The guideline that the court should be satisfied that substantial public interest is involved has also led to some concern. In most cases, this can be done only when the court hears the parties on merits. Imposition of exemplary costs on frivolous petitioners too, observers say, can only be done after the court hears the parties. In the Balwant Singh Chaufal case, the petition might well have been a frivolous one. The High Court did not find it so and the Supreme Court decided it to be so only after hearing the parties concerned. If High Courts are to filter PILs according to their discretionary standards of frivolity, it would start a disturbing trend and undo some of the achievements of the PIL movement.

Conflicting tendencies

To many, the CJI's view conceals the fact that there are two conflicting tendencies among Supreme Court judges on the question of PILs. In University of Kerala vs Council of Principals of Colleges, Kerala, decided on November 11, 2009, reported at (2010)1 SCC 353, Justice Markandey Katju and Justice A.K. Ganguly have referred the question of judicial legislation by courts in PILs to a larger Bench. The questions referred to that Bench are

1. Whether the court by an interim order dated September 22, 2006, can validly direct implementation of the Lyngdoh Committee's Report (on holding of student union elections in colleges and universities);

2. Whether the order dated September 22, 2006, really amounts to judicial legislation;

3. Whether under the Constitution the judiciary can legislate, and, if so, what is the permissible limits of judicial legislation. Will judicial legislation not violate the principle of separation of powers broadly envisaged by the Constitution;

4. Whether the judiciary can legislate when in its opinion there is a pressing social problem of public interest or only make a recommendation to the legislature or concerned authority in this connection;

5. Whether Article 19(1)(c) and other fundamental rights are being violated when restrictions are being placed by the implementation of the Lyngdoh Committee report without authority of law; and

6. What is the scope of Articles 141 and 142 of the Constitution? Do they permit the judiciary to legislate and/or perform functions of the executive wing of the state?
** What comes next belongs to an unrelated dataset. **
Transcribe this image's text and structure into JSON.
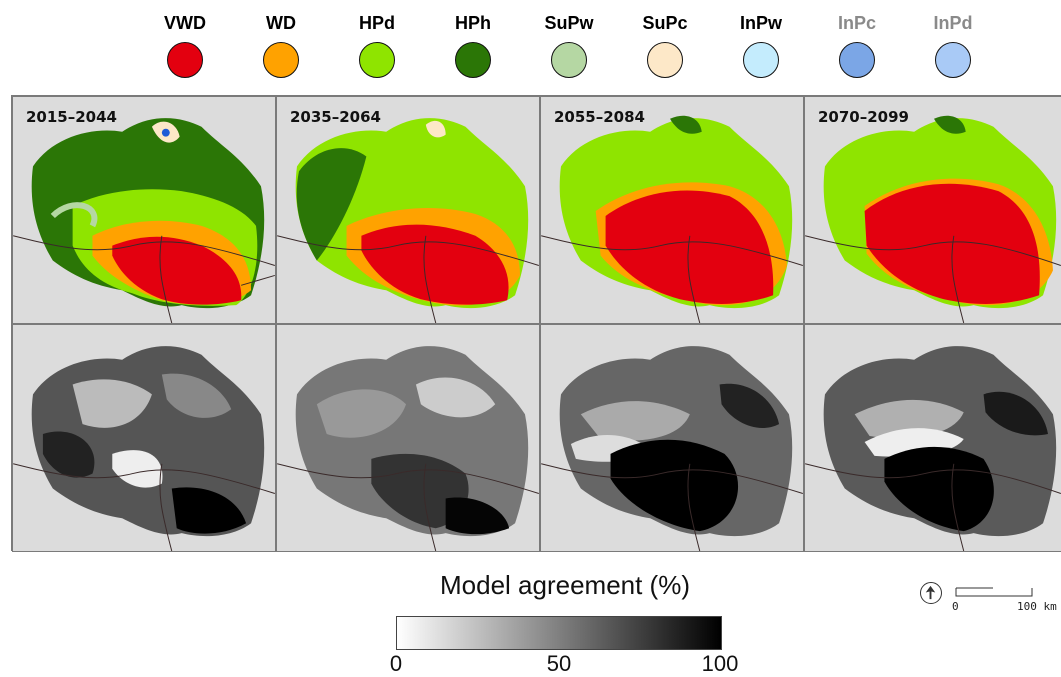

The CJI is yet to constitute a Constitution Bench to consider these questions. However, the divisions within the Supreme Court on the question of PILs are becoming sharper, with some judges openly advocating restraint and others articulating a nuanced approach to the admissibility of PILs on the basis of guidelines that are debatable.
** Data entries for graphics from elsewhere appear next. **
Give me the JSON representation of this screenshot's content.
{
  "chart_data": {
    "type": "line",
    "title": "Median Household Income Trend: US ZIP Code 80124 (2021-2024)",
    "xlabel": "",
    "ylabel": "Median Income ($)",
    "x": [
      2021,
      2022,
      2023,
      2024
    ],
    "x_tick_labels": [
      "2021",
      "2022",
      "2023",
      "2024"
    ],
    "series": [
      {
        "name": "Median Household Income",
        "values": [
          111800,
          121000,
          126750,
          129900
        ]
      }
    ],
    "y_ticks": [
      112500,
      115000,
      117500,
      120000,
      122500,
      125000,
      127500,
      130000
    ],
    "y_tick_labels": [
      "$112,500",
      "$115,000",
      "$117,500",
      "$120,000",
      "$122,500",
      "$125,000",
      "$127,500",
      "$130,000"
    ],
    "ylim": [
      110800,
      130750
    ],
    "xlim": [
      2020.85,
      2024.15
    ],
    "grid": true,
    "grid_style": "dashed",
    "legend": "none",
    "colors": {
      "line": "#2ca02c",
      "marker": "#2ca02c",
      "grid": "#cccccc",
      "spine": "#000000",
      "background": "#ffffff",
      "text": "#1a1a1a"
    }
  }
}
But there are certain public interest petitions that do not require lengthy hearing to decide whether they are frivolous. On May 5, a PIL petitioner sought the Supreme Court's direction to introduce the text of the Constitution in primary classes. He argued that the Constitution should be learnt as quickly as possible as it was the foundation of all laws in the country. Another petitioner wanted the court to direct the Union to repeal laws, including the Indian Penal Code, which the colonial British wrote for the country as, in his view, only those laws passed by Parliament should continue. Another petitioner wanted total abolition of paper currency. No doubt these deserved to be dismissed, and indeed were rejected, at the entry stage.

Former Supreme Court Judge Justice P.B. Sawant once said a judge should develop a strong sense of smell. If something stinks, then he must be extra careful. It is the right judicial instinct and the skill of the judiciary that will stop the misuse of PILs and restore to them their pristine and useful character. Any amount of guidelines, laws and rules in this regard can only lead to suspicions regarding the judiciary's real intent with regard to PILs.